Herb Schorr became the Executive Director of ISI in 1998. His aim: broadening ISI’s core strengths, networking and software engineering, to diverse technologies that could serve more public- and private-sector customers in more ways. One route would have been to create strong, but independent, silos of software and hardware expertise. Instead, Schorr sought to build cross-disciplinary synergies that could help drive relevant, complimentary IT research and early-stage development.

Schorr accordingly recruited information scientists who excelled at creating systems and prototypes, attracted funding in their respective specialties, and had abilities and insight that meshed well with colleagues in other disciplines. The result was continuous growth in research funding institute-wide, along with rapidly expanding project scale and complexity. For example, ISI’s artificial intelligence group – while substantial when Schorr arrived – became one of world’s largest and most influential under his guidance.

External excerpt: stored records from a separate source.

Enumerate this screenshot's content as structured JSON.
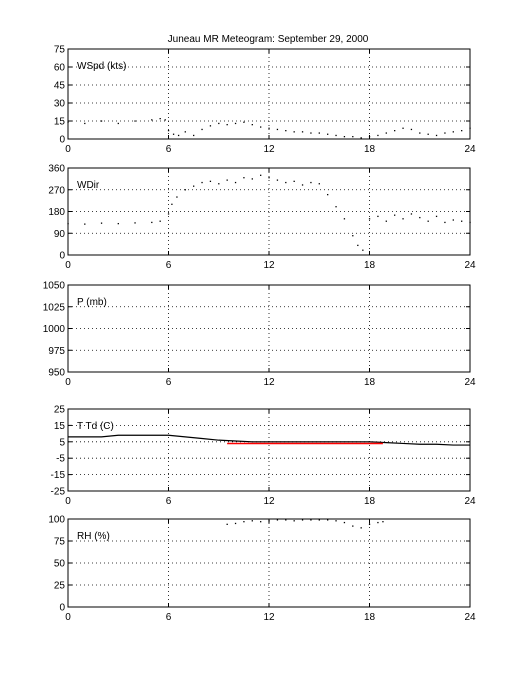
{
  "title": "Juneau MR Meteogram: September 29, 2000",
  "chart_data": [
    {
      "type": "scatter",
      "label": "WSpd (kts)",
      "xlim": [
        0,
        24
      ],
      "xticks": [
        0,
        6,
        12,
        18,
        24
      ],
      "ylim": [
        0,
        75
      ],
      "yticks": [
        0,
        15,
        30,
        45,
        60,
        75
      ],
      "grid": true,
      "series": [
        {
          "color": "#000000",
          "x": [
            0,
            1,
            2,
            3,
            4,
            5,
            5.5,
            5.8,
            6,
            6.3,
            6.6,
            7,
            7.5,
            8,
            8.5,
            9,
            9.5,
            10,
            10.5,
            11,
            11.5,
            12,
            12.5,
            13,
            13.5,
            14,
            14.5,
            15,
            15.5,
            16,
            16.5,
            17,
            17.5,
            18,
            18.5,
            19,
            19.5,
            20,
            20.5,
            21,
            21.5,
            22,
            22.5,
            23,
            23.5,
            24
          ],
          "y": [
            14,
            13,
            15,
            13,
            15,
            16,
            17,
            16,
            7,
            4,
            3,
            6,
            3,
            8,
            11,
            13,
            12,
            13,
            14,
            12,
            10,
            9,
            8,
            7,
            6,
            6,
            5,
            5,
            4,
            3,
            2,
            2,
            1,
            2,
            3,
            5,
            7,
            9,
            8,
            5,
            4,
            3,
            5,
            6,
            7,
            9
          ]
        }
      ]
    },
    {
      "type": "scatter",
      "label": "WDir",
      "xlim": [
        0,
        24
      ],
      "xticks": [
        0,
        6,
        12,
        18,
        24
      ],
      "ylim": [
        0,
        360
      ],
      "yticks": [
        0,
        90,
        180,
        270,
        360
      ],
      "grid": true,
      "series": [
        {
          "color": "#000000",
          "x": [
            0,
            1,
            2,
            3,
            4,
            5,
            5.5,
            6,
            6.2,
            6.5,
            7,
            7.5,
            8,
            8.5,
            9,
            9.5,
            10,
            10.5,
            11,
            11.5,
            12,
            12.5,
            13,
            13.5,
            14,
            14.5,
            15,
            15.5,
            16,
            16.5,
            17,
            17.3,
            17.6,
            18,
            18.5,
            19,
            19.5,
            20,
            20.5,
            21,
            21.5,
            22,
            22.5,
            23,
            23.5,
            24
          ],
          "y": [
            130,
            128,
            132,
            130,
            133,
            135,
            140,
            170,
            210,
            240,
            270,
            285,
            300,
            305,
            295,
            310,
            300,
            320,
            315,
            330,
            320,
            310,
            300,
            305,
            290,
            300,
            295,
            250,
            200,
            150,
            80,
            40,
            20,
            150,
            160,
            140,
            165,
            150,
            170,
            155,
            140,
            160,
            135,
            145,
            140,
            135
          ]
        }
      ]
    },
    {
      "type": "scatter",
      "label": "P (mb)",
      "xlim": [
        0,
        24
      ],
      "xticks": [
        0,
        6,
        12,
        18,
        24
      ],
      "ylim": [
        950,
        1050
      ],
      "yticks": [
        950,
        975,
        1000,
        1025,
        1050
      ],
      "grid": true,
      "series": []
    },
    {
      "type": "line",
      "label": "T Td (C)",
      "xlim": [
        0,
        24
      ],
      "xticks": [
        0,
        6,
        12,
        18,
        24
      ],
      "ylim": [
        -25,
        25
      ],
      "yticks": [
        -25,
        -15,
        -5,
        5,
        15,
        25
      ],
      "grid": true,
      "series": [
        {
          "color": "#000000",
          "x": [
            0,
            1,
            2,
            3,
            4,
            5,
            6,
            7,
            8,
            9,
            10,
            11,
            12,
            13,
            14,
            15,
            16,
            17,
            18,
            19,
            20,
            21,
            22,
            23,
            24
          ],
          "y": [
            8,
            8,
            8,
            9,
            9,
            9,
            9,
            8,
            7,
            6,
            5.5,
            5,
            5,
            5,
            5,
            5,
            5,
            5,
            5,
            4.5,
            4,
            3.5,
            3.5,
            3,
            3
          ]
        },
        {
          "color": "#ff0000",
          "x": [
            9.5,
            10,
            11,
            12,
            13,
            14,
            15,
            16,
            17,
            18,
            18.8
          ],
          "y": [
            4,
            4,
            4,
            4,
            4,
            4,
            4,
            4,
            4,
            4,
            4
          ]
        }
      ]
    },
    {
      "type": "scatter",
      "label": "RH (%)",
      "xlim": [
        0,
        24
      ],
      "xticks": [
        0,
        6,
        12,
        18,
        24
      ],
      "ylim": [
        0,
        100
      ],
      "yticks": [
        0,
        25,
        50,
        75,
        100
      ],
      "grid": true,
      "series": [
        {
          "color": "#000000",
          "x": [
            9.5,
            10,
            10.5,
            11,
            11.5,
            12,
            12.5,
            13,
            13.5,
            14,
            14.5,
            15,
            15.5,
            16,
            16.5,
            17,
            17.5,
            18,
            18.5,
            18.8
          ],
          "y": [
            94,
            95,
            97,
            98,
            97,
            98,
            99,
            99,
            98,
            99,
            99,
            99,
            99,
            98,
            96,
            92,
            90,
            94,
            96,
            97
          ]
        }
      ]
    }
  ]
}
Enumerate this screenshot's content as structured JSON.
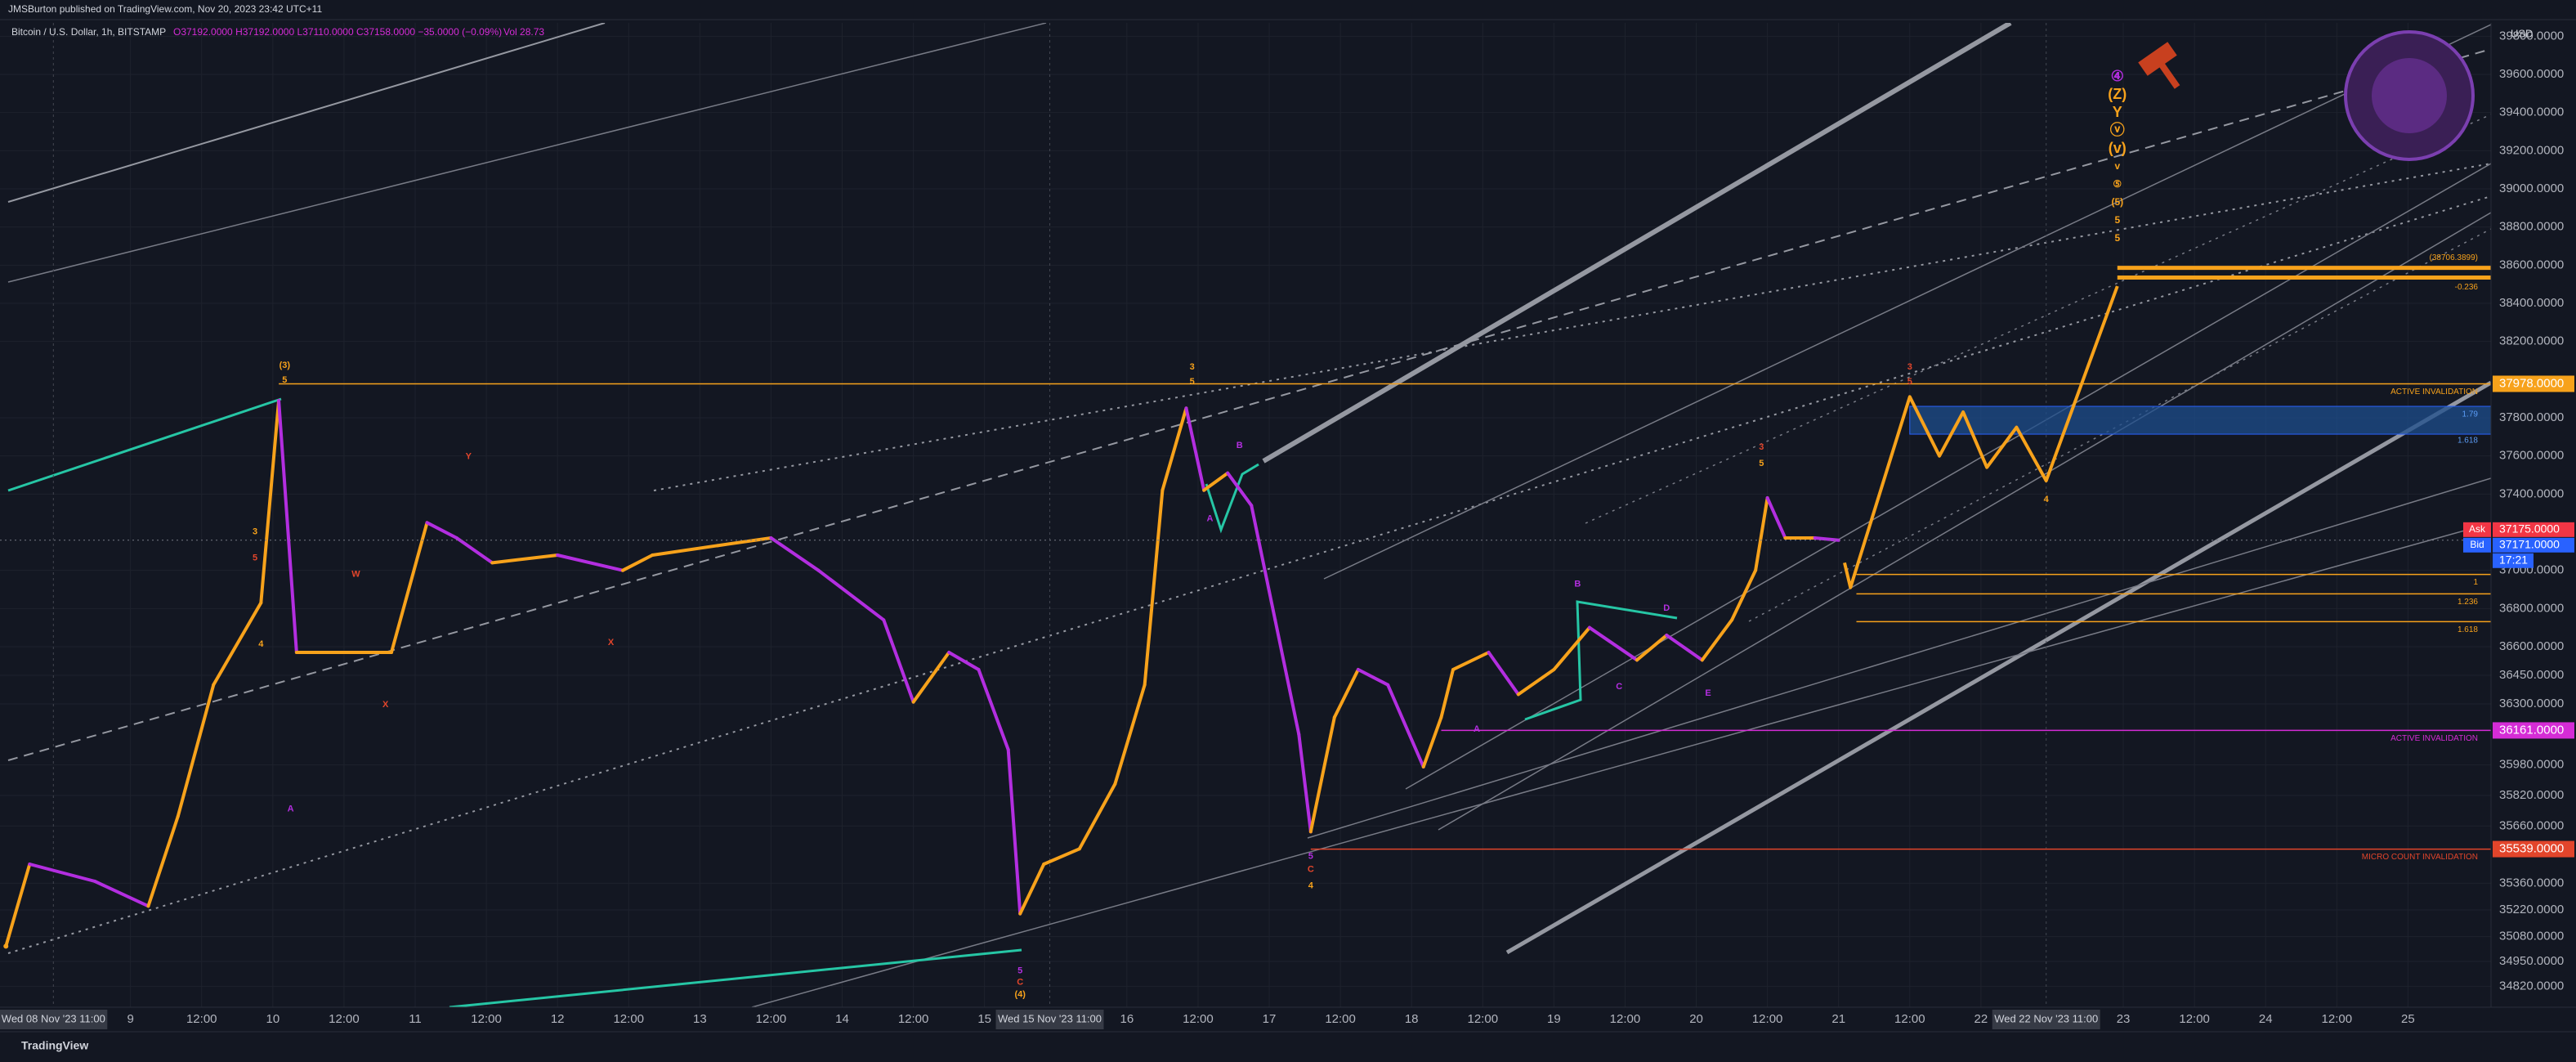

Other major advances included LOOM, a language and environment for constructing intelligent applications, and Soar, a cognitive architecture for developing systems that exhibit intelligent behavior (co-developed with Carnegie Mellon University and the University of Michigan.) Carl Kesselman pioneered now-standard open-source grid computing technology. ISI work also helped spawn the USC Institute for Creative Technologies, which conducts virtual reality and computer simulation research, among many other achievements, while researchers earned numerous honors and awards.